Ricky hesitated. He reached out and poured himself a tall glass of water, then gulped at it like a man who had just crossed some desert. The drink barely quenched his sudden thirst.
“Has he?” he demanded abruptly. Ricky could hardly recognize his own voice. It seemed high-pitched and shrill.
“Has he what?”
“Has Rumplestiltskin approached you? Are you a part of this?”
Dr. Lewis sat down, carefully spreading a napkin on his lap, then helping himself to a generous portion of casserole and salad before replying. “Let me ask you this, Ricky,” he said slowly. “What difference would it make?”
Ricky stammered his reply: “All the difference in the world. I need to know I can trust you.”
Dr. Lewis nodded. “Really? Trust, I think, in this world is overrated. Regardless, what have I done, so far, to relinquish the trust you have in me that brought you here in the first place?”
“Nothing.”
“Then you should eat. The casserole is made by my housekeeper, and I assure you it is quite good, although not as good, alas, as that my wife used to make before she passed away. And you appear pale, Ricky, as if you have not been taking care of yourself.”
“I need to know. Has Rumplestiltskin enlisted you?”
Dr. Lewis shook his head, but this wasn’t a negative reply to Ricky’s question, more a comment on the situation. “Ricky, it seems to me that what you need is knowledge. Information. Understanding.

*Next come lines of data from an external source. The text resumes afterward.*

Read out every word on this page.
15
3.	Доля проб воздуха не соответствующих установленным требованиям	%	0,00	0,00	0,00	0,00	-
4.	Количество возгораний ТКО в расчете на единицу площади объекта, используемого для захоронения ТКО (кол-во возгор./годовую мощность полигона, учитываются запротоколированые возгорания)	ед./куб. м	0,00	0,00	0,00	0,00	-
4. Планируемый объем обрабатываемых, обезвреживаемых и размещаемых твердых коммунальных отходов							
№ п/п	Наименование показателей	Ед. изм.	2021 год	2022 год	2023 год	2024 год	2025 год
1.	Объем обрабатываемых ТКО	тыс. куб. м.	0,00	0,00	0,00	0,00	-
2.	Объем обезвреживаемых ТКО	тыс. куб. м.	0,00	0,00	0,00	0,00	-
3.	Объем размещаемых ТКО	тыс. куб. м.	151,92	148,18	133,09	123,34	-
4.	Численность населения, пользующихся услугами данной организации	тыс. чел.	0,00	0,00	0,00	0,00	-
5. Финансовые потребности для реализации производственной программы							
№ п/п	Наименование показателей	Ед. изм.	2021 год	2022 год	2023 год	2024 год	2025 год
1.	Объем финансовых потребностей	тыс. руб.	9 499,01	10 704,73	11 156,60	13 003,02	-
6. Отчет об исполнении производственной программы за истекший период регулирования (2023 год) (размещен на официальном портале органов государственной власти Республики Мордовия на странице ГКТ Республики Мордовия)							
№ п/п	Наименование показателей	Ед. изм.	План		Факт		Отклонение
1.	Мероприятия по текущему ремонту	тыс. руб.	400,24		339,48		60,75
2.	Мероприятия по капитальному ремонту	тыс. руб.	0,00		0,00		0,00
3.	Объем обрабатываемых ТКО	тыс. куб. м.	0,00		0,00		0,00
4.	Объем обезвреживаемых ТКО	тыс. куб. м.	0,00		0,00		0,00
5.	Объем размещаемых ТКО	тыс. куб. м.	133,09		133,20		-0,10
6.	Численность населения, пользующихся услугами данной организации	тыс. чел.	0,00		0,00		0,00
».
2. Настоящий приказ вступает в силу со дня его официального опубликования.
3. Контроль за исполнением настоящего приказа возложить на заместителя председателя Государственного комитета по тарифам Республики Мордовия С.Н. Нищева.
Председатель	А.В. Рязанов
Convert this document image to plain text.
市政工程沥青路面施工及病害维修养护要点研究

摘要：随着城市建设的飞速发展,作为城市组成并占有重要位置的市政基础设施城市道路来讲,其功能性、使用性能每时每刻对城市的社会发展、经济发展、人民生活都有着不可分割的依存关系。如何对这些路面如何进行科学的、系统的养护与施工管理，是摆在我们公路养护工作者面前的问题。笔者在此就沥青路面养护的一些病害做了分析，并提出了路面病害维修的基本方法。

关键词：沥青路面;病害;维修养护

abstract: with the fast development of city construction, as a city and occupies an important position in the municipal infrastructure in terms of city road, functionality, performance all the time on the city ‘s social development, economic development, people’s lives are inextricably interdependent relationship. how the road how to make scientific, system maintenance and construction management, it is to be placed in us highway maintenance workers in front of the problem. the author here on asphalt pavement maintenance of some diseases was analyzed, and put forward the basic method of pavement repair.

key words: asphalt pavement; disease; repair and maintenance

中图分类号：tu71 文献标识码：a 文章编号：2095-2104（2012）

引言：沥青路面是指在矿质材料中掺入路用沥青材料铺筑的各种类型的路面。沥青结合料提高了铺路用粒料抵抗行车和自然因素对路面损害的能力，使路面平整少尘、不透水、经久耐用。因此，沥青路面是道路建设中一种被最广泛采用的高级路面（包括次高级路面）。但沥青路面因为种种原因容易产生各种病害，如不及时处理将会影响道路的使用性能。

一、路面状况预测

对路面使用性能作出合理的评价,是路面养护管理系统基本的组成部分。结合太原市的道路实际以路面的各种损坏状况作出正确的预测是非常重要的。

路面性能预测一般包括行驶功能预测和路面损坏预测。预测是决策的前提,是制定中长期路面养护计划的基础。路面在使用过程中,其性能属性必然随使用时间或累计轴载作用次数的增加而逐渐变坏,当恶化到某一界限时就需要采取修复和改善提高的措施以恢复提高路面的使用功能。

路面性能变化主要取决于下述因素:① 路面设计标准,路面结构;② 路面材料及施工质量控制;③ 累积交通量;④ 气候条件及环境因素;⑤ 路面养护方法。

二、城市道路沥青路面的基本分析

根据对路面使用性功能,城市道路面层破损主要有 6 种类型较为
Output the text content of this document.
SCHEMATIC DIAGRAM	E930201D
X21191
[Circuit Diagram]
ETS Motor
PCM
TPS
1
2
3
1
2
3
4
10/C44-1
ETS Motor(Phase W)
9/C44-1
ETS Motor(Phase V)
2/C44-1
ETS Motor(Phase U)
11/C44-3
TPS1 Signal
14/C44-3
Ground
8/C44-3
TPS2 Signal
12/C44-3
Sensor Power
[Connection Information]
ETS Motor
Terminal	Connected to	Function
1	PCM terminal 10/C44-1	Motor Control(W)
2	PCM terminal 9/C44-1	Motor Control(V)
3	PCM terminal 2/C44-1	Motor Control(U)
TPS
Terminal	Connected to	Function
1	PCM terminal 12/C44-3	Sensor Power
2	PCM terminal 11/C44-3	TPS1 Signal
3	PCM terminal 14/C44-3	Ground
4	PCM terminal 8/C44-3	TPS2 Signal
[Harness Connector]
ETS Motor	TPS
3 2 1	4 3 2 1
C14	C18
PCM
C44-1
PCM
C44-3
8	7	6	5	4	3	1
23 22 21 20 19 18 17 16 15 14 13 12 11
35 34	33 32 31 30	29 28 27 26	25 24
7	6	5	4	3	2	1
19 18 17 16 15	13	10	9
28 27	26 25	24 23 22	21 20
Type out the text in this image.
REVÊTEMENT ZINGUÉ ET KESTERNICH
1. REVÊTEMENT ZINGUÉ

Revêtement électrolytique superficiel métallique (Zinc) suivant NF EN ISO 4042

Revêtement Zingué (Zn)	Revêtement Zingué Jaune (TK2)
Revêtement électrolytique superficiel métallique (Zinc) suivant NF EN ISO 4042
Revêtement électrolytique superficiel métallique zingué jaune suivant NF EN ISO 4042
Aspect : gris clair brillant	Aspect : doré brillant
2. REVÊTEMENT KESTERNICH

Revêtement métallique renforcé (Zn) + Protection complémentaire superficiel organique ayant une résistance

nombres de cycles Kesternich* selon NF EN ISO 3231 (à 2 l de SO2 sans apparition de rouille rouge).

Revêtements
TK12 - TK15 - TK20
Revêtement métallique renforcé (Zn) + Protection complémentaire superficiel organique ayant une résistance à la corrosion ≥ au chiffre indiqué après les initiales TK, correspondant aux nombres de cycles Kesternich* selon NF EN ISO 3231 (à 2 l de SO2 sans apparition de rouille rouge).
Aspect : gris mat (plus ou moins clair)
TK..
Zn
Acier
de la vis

Nothing you have described, so far, about what this man has done is designed to mislead you. When has he lied? Well, perhaps the attorney whose office was not where it was supposed to be, but that seems like a pretty simple and necessary deception. In reality, everything he has done so far is designed to lead you to him. At least it could be construed that way. He gives you clues. He sends an attractive young woman to assist you. Do you think he truly wants you to be unable to determine who he is?”